Jolin-Barrette is still trying to figure out how many teachers the proposed legislation will affect. School boards reported being asked last month by the Education Ministry if they had a record of how many of their teachers wear religious symbols.
Jolin-Barrette is also overseeing the province's commitment to cutting immigration by 20 per cent. The CAQ government will need the co-operation of Prime Minister Justin Trudeau's government, which oversees the family reunification and refugee programs in Quebec.
Pre-K classrooms, more cash for education
Education Minister Jean-François Roberge also has a long list of challenges ahead of him.
The CAQ promised during the campaign to improve the condition of the province's schools, boost the starting salary for teachers and extend kindergarten to four-year-olds — all this despite a shortage of teachers and classroom space in many Montreal schools.
Roberge told Radio-Canada he plans to introduce a bill ensuring pre-K is available to four year olds across the province.
"We want it to be accessible to all, not mandatory, but accessible to all," he said. More than 200 new kindergarten classes are planned for next September, but the CAQ has promised 5,000 within five years.
In the CAQ's economic update in December, Legault promised more money for education, as well as health care, but there's plenty of demand.
One of the province's largest teachers' unions, the Fédération autonome de l'enseignement, issued a statement ahead of the legislative session calling on the CAQ to address an $891-million shortfall in the public school system.
"The danger when you inflate expectations like that is the so-called investments might be a bit modest," Béland said.
The CAQ has also committed to scrapping school boards, though a spokesperson for Roberge said a bill to do that likely won't be tabled until the fall. English-language community groups have promised to fight that plan in court.
A call for environmental action
Legault, already criticized for his lacklustre environmental platform, swapped out MarieChantal Chassé as environment minister only three months after the election.

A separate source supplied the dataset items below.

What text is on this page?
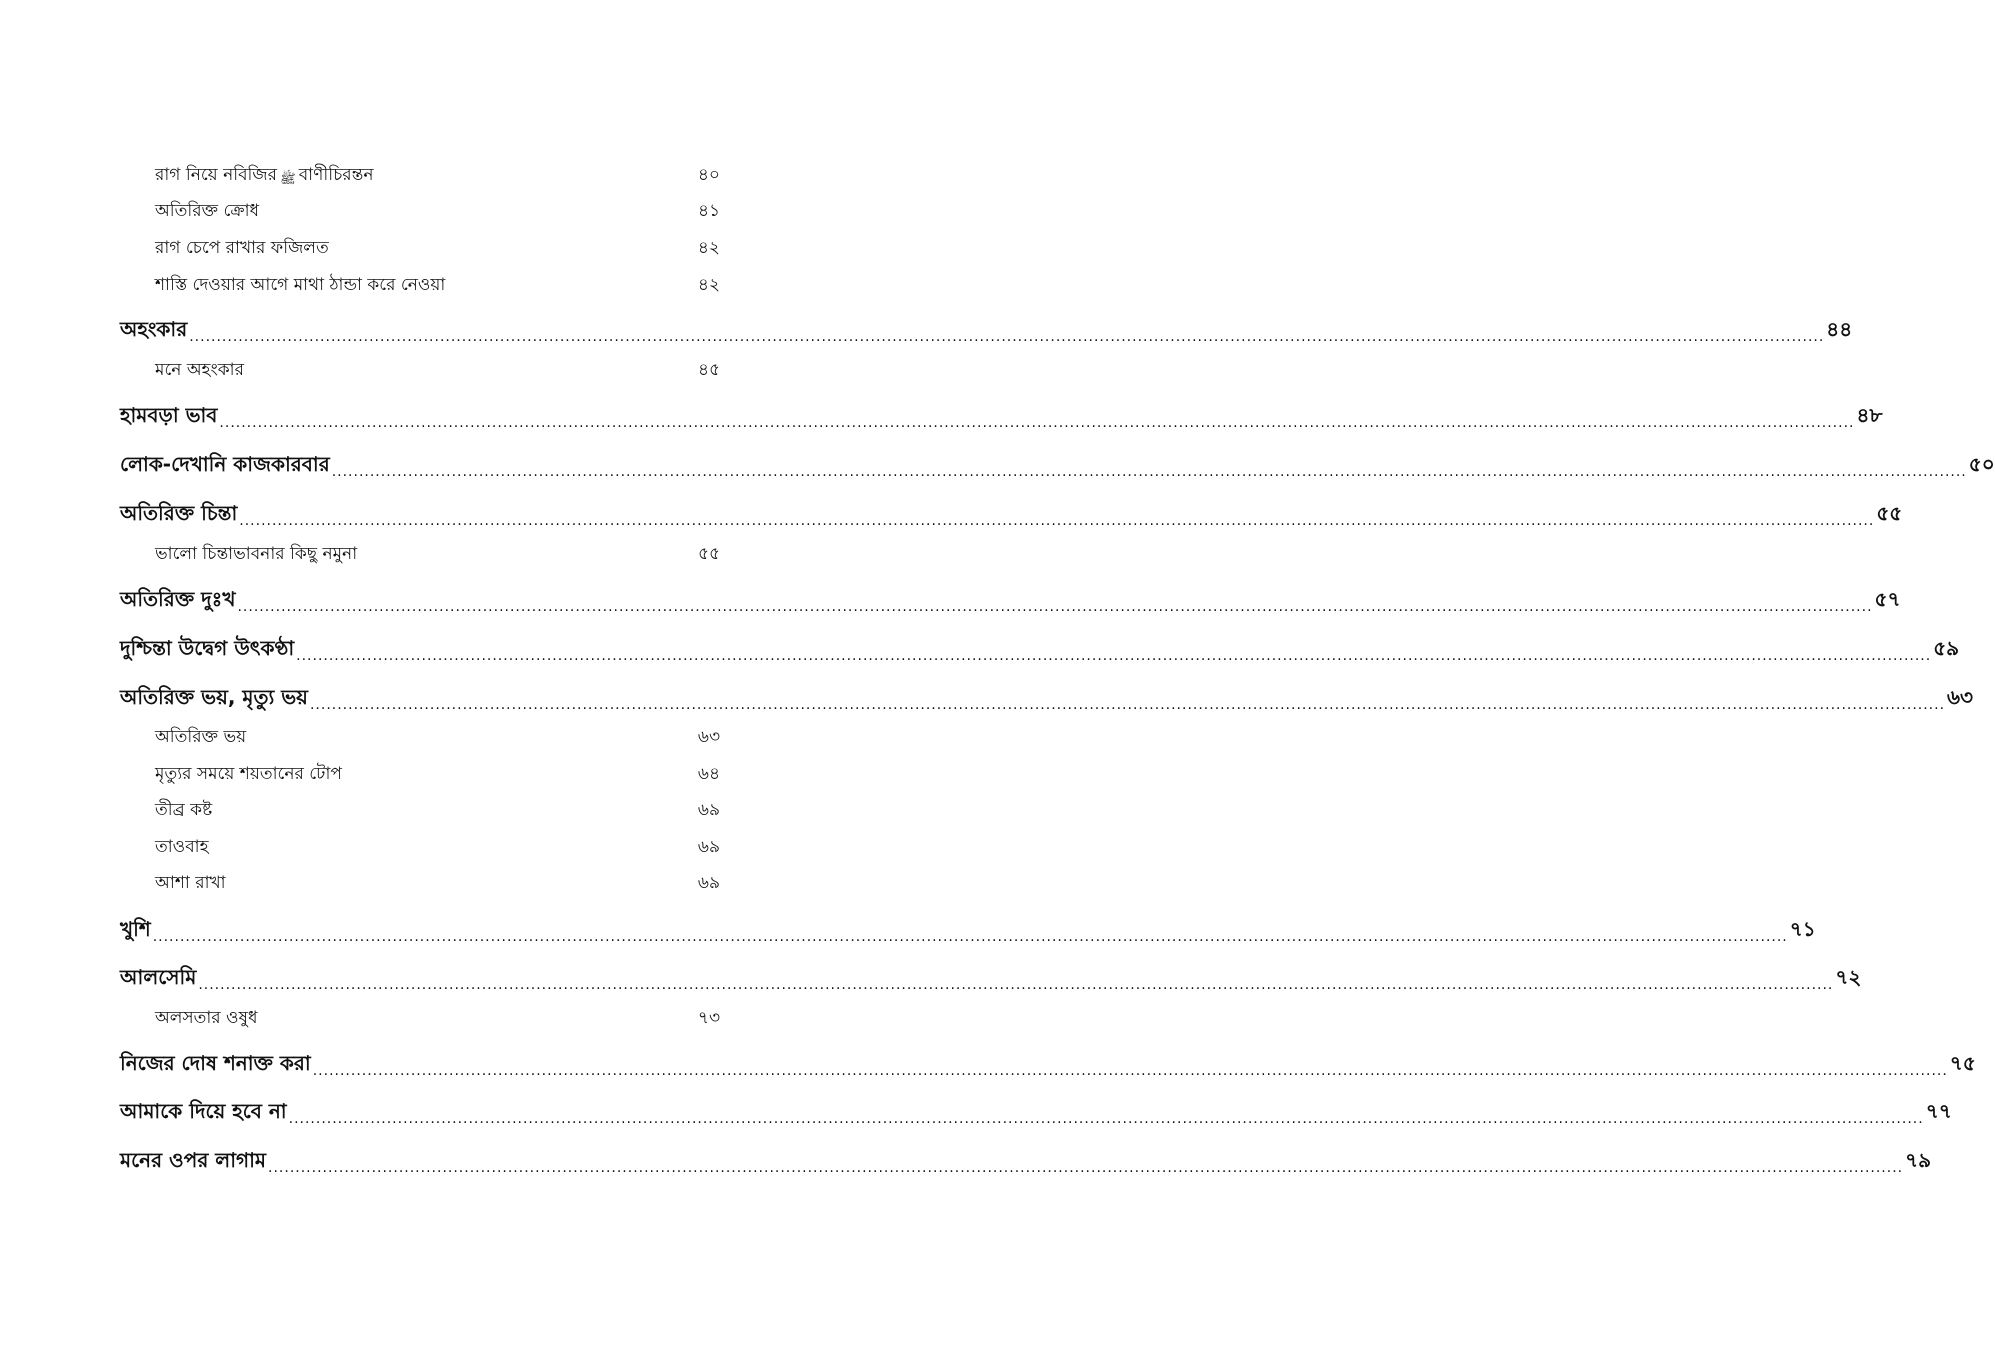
রাগ নিয়ে নবিজির ﷺ বাণীচিরন্তন	৪০
অতিরিক্ত ক্রোধ	৪১
রাগ চেপে রাখার ফজিলত	৪২
শাস্তি দেওয়ার আগে মাথা ঠান্ডা করে নেওয়া	৪২
অহংকার ............................................................................................................................................................................................................................................................................................................ ৪৪
মনে অহংকার	৪৫
হামবড়া ভাব ............................................................................................................................................................................................................................................................................................................ ৪৮
লোক-দেখানি কাজকারবার ............................................................................................................................................................................................................................................................................................................ ৫০
অতিরিক্ত চিন্তা ............................................................................................................................................................................................................................................................................................................ ৫৫
ভালো চিন্তাভাবনার কিছু নমুনা	৫৫
অতিরিক্ত দুঃখ ............................................................................................................................................................................................................................................................................................................ ৫৭
দুশ্চিন্তা উদ্বেগ উৎকণ্ঠা ............................................................................................................................................................................................................................................................................................................ ৫৯
অতিরিক্ত ভয়, মৃত্যু ভয় ............................................................................................................................................................................................................................................................................................................ ৬৩
অতিরিক্ত ভয়	৬৩
মৃত্যুর সময়ে শয়তানের টোপ	৬৪
তীব্র কষ্ট	৬৯
তাওবাহ	৬৯
আশা রাখা	৬৯
খুশি ............................................................................................................................................................................................................................................................................................................ ৭১
আলসেমি ............................................................................................................................................................................................................................................................................................................ ৭২
অলসতার ওষুধ	৭৩
নিজের দোষ শনাক্ত করা ............................................................................................................................................................................................................................................................................................................ ৭৫
আমাকে দিয়ে হবে না ............................................................................................................................................................................................................................................................................................................ ৭৭
মনের ওপর লাগাম ............................................................................................................................................................................................................................................................................................................ ৭৯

She was replaced with Deux-Montagnes MNA Benoit Charette.
Environmentalists are still hoping for a clear commitments from the provincial government on climate change.
In an open letter Monday, six former Quebec environment ministers called on the government to pass legislation ensuring the province meets its greenhouse gas emission targets.
If the CAQ continues to face pressure from the political class and grassroots environmentalists, Legault may be forced to make a stronger commitment, Béland said.
The CAQ tabled a bill in December tightening the restrictions on the consumption of cannabis, including increasing the legal age limit to 21.
Legault has promised to put that law into effect quickly, to avoid confusion about the rules for the newly legalized substance.
"I want to send a clear message to all young people. Please, don't use pot. It's not good. It's dangerous," Legault said in December.